In the midst of the throbbing mass, with the afternoon’s rays just cresting the trees to shine on our faces, I almost feel as though I’m on drugs.  The drumbeat and the powerful voices around me, calling and repeating a simple phrase seems to be doing something to me that I really can’t explain.  I didn’t realize this was part of the whole experience, and I don’t feel prepared for the rush of emotions. But, feeling open, and energized in a way that only 3 hours of yoga in the afternoon sun can do, I don’t have the will to fight my super ego’s voice reminding me that it’s 4 in the afternoon, I’m sober, and this whole things is a bit weird.
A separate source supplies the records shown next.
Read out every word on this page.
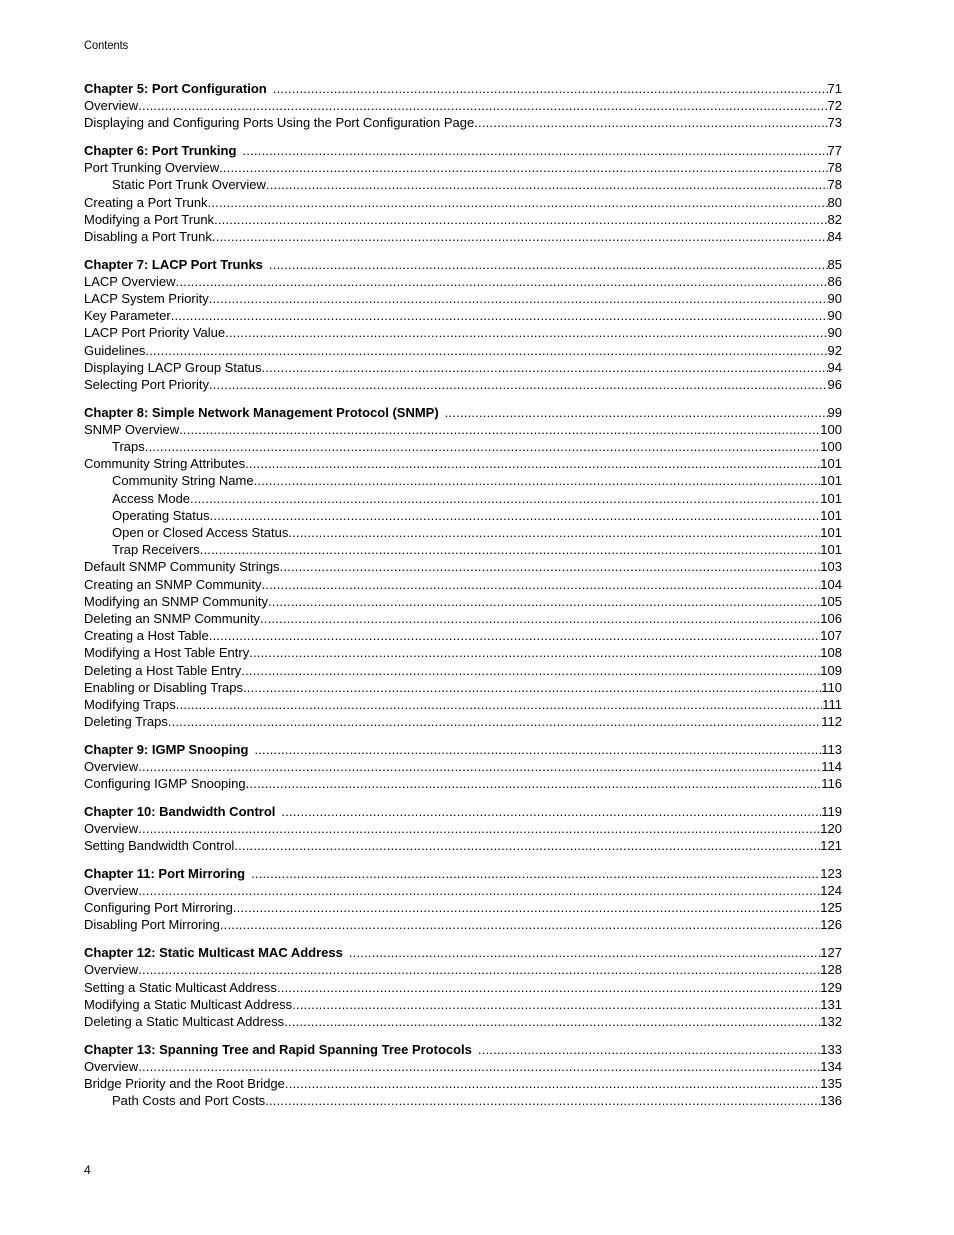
Contents
Chapter 5: Port Configuration .....	71
Overview .....	72
Displaying and Configuring Ports Using the Port Configuration Page .....	73
Chapter 6: Port Trunking .....	77
Port Trunking Overview .....	78
Static Port Trunk Overview .....	78
Creating a Port Trunk .....	80
Modifying a Port Trunk .....	82
Disabling a Port Trunk .....	84
Chapter 7: LACP Port Trunks .....	85
LACP Overview .....	86
LACP System Priority .....	90
Key Parameter .....	90
LACP Port Priority Value .....	90
Guidelines .....	92
Displaying LACP Group Status .....	94
Selecting Port Priority .....	96
Chapter 8: Simple Network Management Protocol (SNMP) .....	99
SNMP Overview .....	100
Traps .....	100
Community String Attributes .....	101
Community String Name .....	101
Access Mode .....	101
Operating Status .....	101
Open or Closed Access Status .....	101
Trap Receivers .....	101
Default SNMP Community Strings .....	103
Creating an SNMP Community .....	104
Modifying an SNMP Community .....	105
Deleting an SNMP Community .....	106
Creating a Host Table .....	107
Modifying a Host Table Entry .....	108
Deleting a Host Table Entry .....	109
Enabling or Disabling Traps .....	110
Modifying Traps .....	111
Deleting Traps .....	112
Chapter 9: IGMP Snooping .....	113
Overview .....	114
Configuring IGMP Snooping .....	116
Chapter 10: Bandwidth Control .....	119
Overview .....	120
Setting Bandwidth Control .....	121
Chapter 11: Port Mirroring .....	123
Overview .....	124
Configuring Port Mirroring .....	125
Disabling Port Mirroring .....	126
Chapter 12: Static Multicast MAC Address .....	127
Overview .....	128
Setting a Static Multicast Address .....	129
Modifying a Static Multicast Address .....	131
Deleting a Static Multicast Address .....	132
Chapter 13: Spanning Tree and Rapid Spanning Tree Protocols .....	133
Overview .....	134
Bridge Priority and the Root Bridge .....	135
Path Costs and Port Costs .....	136
4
In fact, I’m literally brimming over with happiness.  As I look around me people are shining with joy, holding hands, and singing together.   It’s child-like and ecstatic l in a way that I haven’t felt in years.  And I feel happy watching this group rise with the music and dance with such freedom of expression.  I want to feel that too, yet something terrifying is happening in my body.  Each time I open my mouth to chant, my voice comes out in barely a whisper, as though any further expression would pierce through me and I would crack down the center and flood outwards.  A knot rises up in my throat and pressure pushes outward from behind my face. A single tear rolls down my right cheek.  I wonder whether to wipe it off as the man behind me grabs my left hand and begins to pull me toward the stage.  The music keeps getting louder, and the swell of people around me bounces and dances more enthusiastically – clapping and spinning.
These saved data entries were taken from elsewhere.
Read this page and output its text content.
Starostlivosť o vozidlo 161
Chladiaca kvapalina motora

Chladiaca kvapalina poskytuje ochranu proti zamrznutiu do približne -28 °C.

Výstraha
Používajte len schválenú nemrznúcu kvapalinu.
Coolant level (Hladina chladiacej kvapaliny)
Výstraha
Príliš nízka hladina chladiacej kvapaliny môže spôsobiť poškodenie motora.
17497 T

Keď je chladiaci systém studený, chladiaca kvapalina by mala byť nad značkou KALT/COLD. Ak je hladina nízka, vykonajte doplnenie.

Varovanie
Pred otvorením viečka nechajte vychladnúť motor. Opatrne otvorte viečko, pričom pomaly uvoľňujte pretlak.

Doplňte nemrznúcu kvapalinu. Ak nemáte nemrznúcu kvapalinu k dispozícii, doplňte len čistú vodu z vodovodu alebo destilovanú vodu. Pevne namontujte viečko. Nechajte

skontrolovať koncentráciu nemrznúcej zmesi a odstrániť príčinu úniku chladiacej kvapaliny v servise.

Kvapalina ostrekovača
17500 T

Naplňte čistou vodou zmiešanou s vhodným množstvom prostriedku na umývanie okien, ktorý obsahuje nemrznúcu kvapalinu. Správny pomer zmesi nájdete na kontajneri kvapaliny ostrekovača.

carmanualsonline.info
As I run towards the stage and then back, holding the hand of a man with gold teeth and a shirt that proclaims him a member of the Australian School of Meditation and Yoga, I feel disembodied.  Who am I and what am I doing?  Yet, I feel the grip of my super ego losing strength, and a knot again rises in my throat and threatens to break me open and flood the scene with something – tears, light, joy, dancing?  I’m not really sure.  All I know is that I am scared of it actually making its way out.  I work hard to suppress the rush of emotion that wells up each time I scan the crowd, and instead I focus on the stage.  But there, a beautiful woman stands, singing the words in a voice deep and strong.  She jumps and spins and dances, and again the knot is rising.

Unable to handle the constant effort of holding back whatever is threatening to break me open, I look up at the sky as I dance, deeply exhaling.  This pause restores me and temporarily releases the pressure of my internal waters on my eyelids and cheeks.

But finally, seeing a little girl running through the group to her mom, and leaping into her arms as she dances, I am spent.   Tears rolls from my eyes and I know not where to look or how to appear when I’m looked at.  So I smile.  I let the warmth and salt trickle down the sides of my neck and pool in the hollows above my collarbones, feeling cool as the afternoon breeze kisses the streams.  With my internal pressure gauge finally returning to normal, I am again able to sing with a full voice.  I look around the scene feeling a deep peace.

I’ve never been through a full kirtan before.  Never experienced that rise of emotion and release.  I think I needed it.  My soul needed it.  Perhaps I hadn’t realized how much I was standing in the way of my own joy, until it literally welled out of me against my will to the rhythm of bare feet on the earth, warm sun in my hair, hands holding mine, and untempered voices bolstering my heart and giving it strength to let go.